In the months leading up to President Donald Trump’s July 25 phone call with Ukrainian President Volodymyr Zelensky, multiple people associated with Trump, both inside and outside of his administration, were engaged in efforts to change leadership at Naftogaz, Ukraine’s geopolitically important state-owned oil and gas company.
One of those people, US Energy Secretary Rick Perry, faces a deadline Friday to comply with a congressional subpoena as part of the ongoing impeachment inquiry.
Questions about whether Trump offered to restore military aid in exchange for politically beneficial investigations in Ukraine have formed the basis of the impeachment inquiry. But the parallel attempts to influence Naftogaz further illustrate the nature of the Trump administration’s interactions with Ukraine, in which statecraft and diplomacy appear to be mixed up with political and business interests and which are now the focus of a federal criminal investigation.
The common thread in these attempted shakeups of Naftogaz is Rudy Giuliani, Trump’s personal attorney who has emerged as a central player in US-Ukraine relations.
Among those pushing for changes at Naftogaz was Perry. During his May trip to Kiev for Zelensky’s inauguration, Perry delivered a list of four candidates to replace the existing American member of Naftogaz’s international supervisory board, according to a source familiar with Perry’s conversations.
Two months earlier, Naftogaz was also in the crosshairs of two associates of Giuliani, Lev Parnas and Igor Fruman. Parnas and Fruman were pushing a scheme at a major energy conference in Houston to replace Naftogaz’s chief executive officer with someone who would be more beneficial to their own business interests, according to one American businessman informed of their efforts.
The two Florida-based businessmen, who have given more than $300,000 to pro-Trump and Republican political committees, were indicted for campaign-finance violations last week. Some of those potential violations concern donations made through a company controlled by Parnas and Fruman called Global Energy Partners.
Parnas and Fruman aided Giuliani’s efforts to dig up dirt on Trump’s political opponents in Ukraine. Secretary Perry, meanwhile, has said he has discussed Ukrainian corruption with Giuliani. “I had a conversation with, a phone call with Rudy Guiliani about it,” Perry said in an interview with the Christian Broadcasting Network earlier this month.
CNN has also reported that in late May Trump directed Perry to speak with Giuliani – a private citizen – about whether Zelensky was someone Trump could trust and engage with.
Giuliani denied he talked to Perry or anyone else about Naftogaz. “I don’t know a damn thing about Naftogaz except that it exists,” he told CNN.
Perry, Parnas, Fruman and Giuliani have all been subpoenaed by House Democrats for information relating to the impeachment inquiry. The deadline for Perry to comply is Friday.
Furthermore, potential changes at the Ukrainian energy giant could have major geopolitical implications.

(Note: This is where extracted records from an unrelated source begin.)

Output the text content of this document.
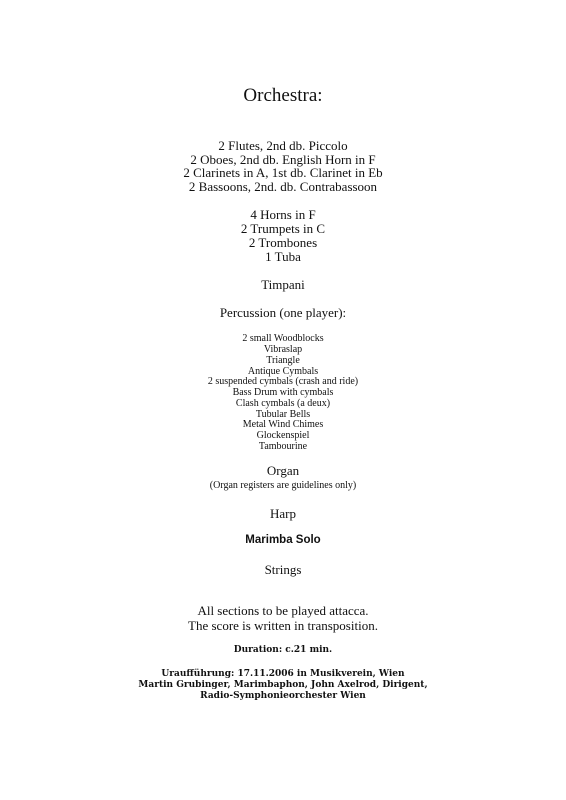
Orchestra:
2 Flutes, 2nd db. Piccolo
2 Oboes, 2nd db. English Horn in F
2 Clarinets in A, 1st db. Clarinet in Eb
2 Bassoons, 2nd. db. Contrabassoon
4 Horns in F
2 Trumpets in C
2 Trombones
1 Tuba
Timpani
Percussion (one player):
2 small Woodblocks
Vibraslap
Triangle
Antique Cymbals
2 suspended cymbals (crash and ride)
Bass Drum with cymbals
Clash cymbals (a deux)
Tubular Bells
Metal Wind Chimes
Glockenspiel
Tambourine
Organ
(Organ registers are guidelines only)
Harp
Marimba Solo
Strings
All sections to be played attacca.
The score is written in transposition.
Duration: c.21 min.
Uraufführung: 17.11.2006 in Musikverein, Wien
Martin Grubinger, Marimbaphon, John Axelrod, Dirigent,
Radio-Symphonieorchester Wien
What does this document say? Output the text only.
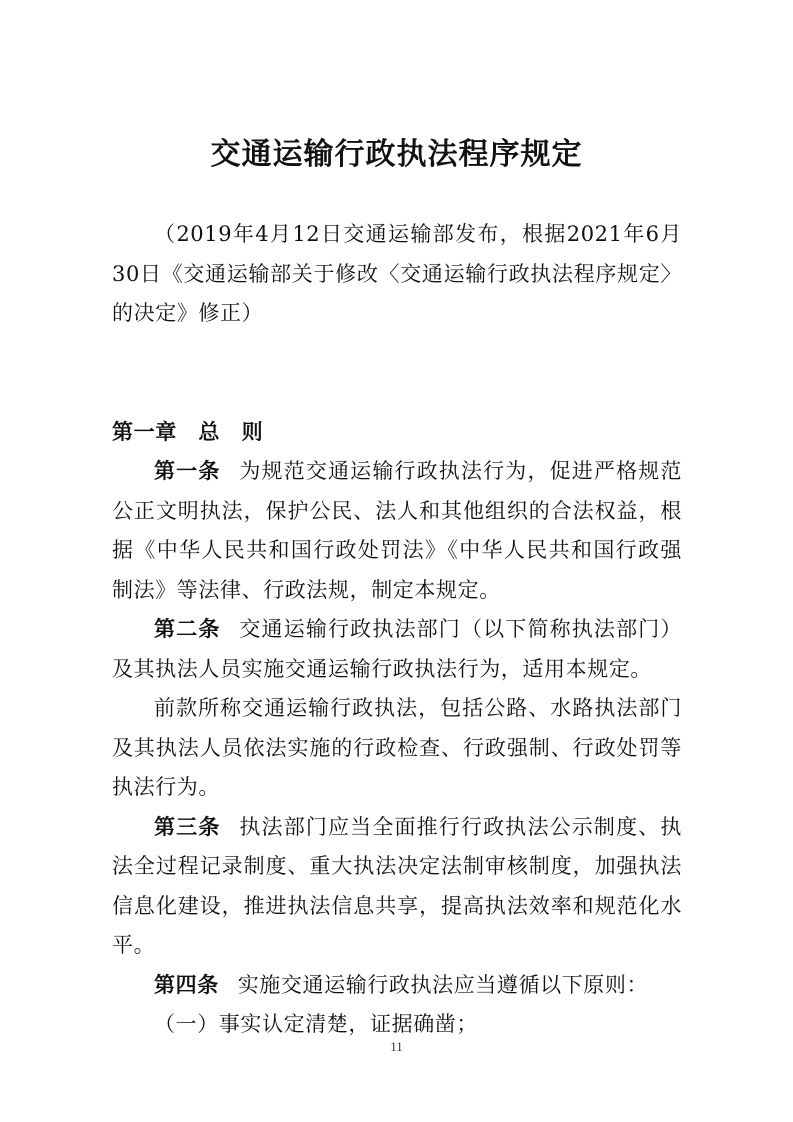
交通运输行政执法程序规定

（2019年4月12日交通运输部发布，根据2021年6月30日《交通运输部关于修改〈交通运输行政执法程序规定〉的决定》修正）

第一章　总　则

第一条 为规范交通运输行政执法行为，促进严格规范公正文明执法，保护公民、法人和其他组织的合法权益，根据《中华人民共和国行政处罚法》《中华人民共和国行政强制法》等法律、行政法规，制定本规定。

第二条 交通运输行政执法部门（以下简称执法部门）及其执法人员实施交通运输行政执法行为，适用本规定。

前款所称交通运输行政执法，包括公路、水路执法部门及其执法人员依法实施的行政检查、行政强制、行政处罚等执法行为。

第三条 执法部门应当全面推行行政执法公示制度、执法全过程记录制度、重大执法决定法制审核制度，加强执法信息化建设，推进执法信息共享，提高执法效率和规范化水平。

第四条 实施交通运输行政执法应当遵循以下原则：

（一）事实认定清楚，证据确凿；

11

Gazprom, Russia’s own state-owned energy corporation, has a contract with Naftogaz to move product through its pipelines in Ukraine.
“Naftogaz’s pipeline system transfers half of Russian oil to Europe,” said Ed Chow, an energy expert at the Center for Strategic and International Studies, a bipartisan think tank in Washington. “It’s a strategically important company to the Ukrainian economy but also for the Ukrainian state.”
That contract with Russia’s Gazprom concludes at the end of the year and is currently up for renegotiation. The construction of the Nord Stream 2 pipeline, a controversial expansion of the existing pipeline between Russia and Germany, also threatens to cut Ukraine out of a big chunk of the European natural gas market.
“It’s always hard to decipher Russia’s intentions,” said Richard Morningstar, the chairman of the Global Energy Center at the Atlantic Council. “But an unsettled Ukrainian energy situation makes it easier for them to convince the Europeans they can’t trust Ukraine to move natural gas. “
In May, according to a former US official involved in Ukraine, Perry provided names to Ukrainian officials as potential replacements for the American member of the Naftogaz supervisory board.
The board was developed in coordination with the United States and other Western countries during the Obama administration to provide oversight and guard against corruption, a concern in the region, the former official explained. Three members are appointed by the Ukrainian government and four are recommended by the United States and the European Union through consultation with organizations like the International Monetary Fund and the European Bank for Reconstruction and Development. The Ukrainian government must approve the international members, who currently are American, British, French and Canadian, according to the company’s website.
Perry’s goal, the former official believed, was to replace the current American representative, Amos Hochstein, with someone more known and favorable in Republican circles.
The official said Perry perceived Hochstein, a former diplomat, as an “Obama/Biden” guy in Ukraine. Hochstein is an executive for a Houston-based natural gas company and remains on the Naftogaz board. Hochstein did not provide comment for this story.